Microsoft Purview eDiscovery (Premium) requires an Office 365 E3 with the Advanced Compliance add-on or an E5 subscription for your organization. If you don't have that plan and want to try eDiscovery (Premium), you can sign up for a trial of Office 365 Enterprise E5.

eDiscovery (Premium) Relevance technology employs expert-guided software for scoring files by their relevance. eDiscovery (Premium) Relevance can be used for Early Case Assessment (ECA), culling, and file sample review.

eDiscovery (Premium) includes components for the Relevance training and tagging of files relevant to a case. eDiscovery (Premium) learns from the trained samples of Relevant and Not Relevant files to provide Relevance scores for each file, and generates analytical results that can be used during and after the file review process.

Tip

If you're not an E5 customer, use the 90-day Microsoft Purview solutions trial to explore how additional Purview capabilities can help your organization manage data security and compliance needs. Start now at the Microsoft Purview compliance portal trials hub. Learn details about signing up and trial terms.

Guidelines for setting up Relevance training

In Advance eDiscovery, in the Cases window, select a case and select Go to case. Select Relevance > Relevance setup. Follow these recommended guidelines to set up Relevance.

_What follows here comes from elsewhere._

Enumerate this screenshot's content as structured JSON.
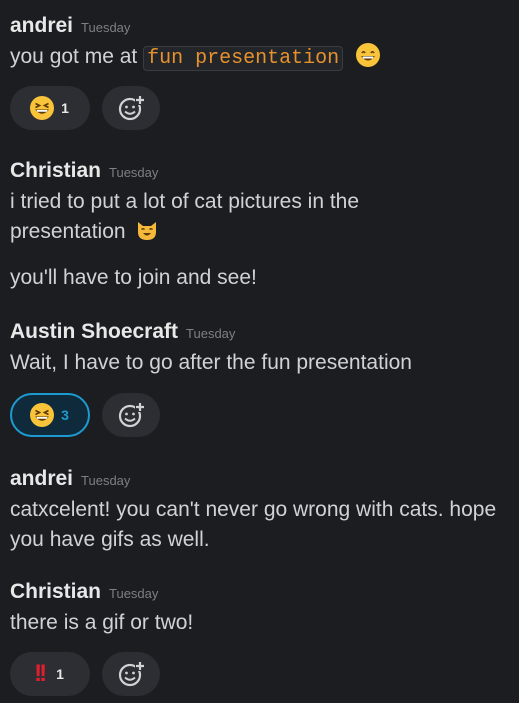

  • Tagging: The effectiveness of the iterative Relevance training process is dependent on the ability of the expert to tag the file samples with precision and consistency.

  • Case issues:

    • For each issue, use the same expert throughout the entire Relevance training process. Simultaneous tagging of the same issue by multiple experts isn't permitted.
    • Determine if each group of files is pertinent only to a specific issue.
    • If an issue is defined too generally, eDiscovery (Premium) may yield too many files that aren't relevant. If an issue is defined too narrowly, the Relevance training process may take more time.
    • During each Relevance training cycle, eDiscovery (Premium) focuses on a single active issue and interim sample results are displayed accordingly.
    • In a multiple-issue scenario, the Sampling mode enables the selection of issues to be included in processing. Issues defined as "off" aren't handled until their Sampling mode is changed. An issue can be "idle" or "on" for only one expert.
    • eDiscovery (Premium) can be used to generate candidate privilege files. Set up a separate issue for privilege. If possible, train and cull for relevance first, and then train for privilege on the culled set only (reload the culled set as a separate case).
    • Batch calculation can be performed only when there are no open samples (when selecting Batch Calculation, there will be a list displayed of users with open samples). To "close" samples of other users (this should be performed only if these users aren't tagging these samples), an Administrator can use the "Modify relevance" utility with the "All users sample" option.
  • Metadata: eDiscovery (Premium) focuses on content. It doesn't consider metadata as part of the relevance criteria.

  • Richness: If the Richness for an issue is less than 3% after Assessment, consider seeding the Relevance training with known Relevant and Not Relevant files.

  • File size: Large files (over 5,242,880 characters of extracted text) are ignored in Relevance. The files don't participate in the Relevance training process and don't receive a Relevance score after Batch Calculation. Files over 5 MB can be included in the Assessment set.

Setting up case issues

The parameters described in this section are available in the eDiscovery (Premium) Relevance > Relevance setup.

  • Issues must be assigned to a user who will train the files.
  • Imported files must then be added to the load being processed.
  • Define and organize issues carefully, as this can impact the Relevance training results.

After parameters are set, the reviewer / expert can start training the files in the Relevance tab.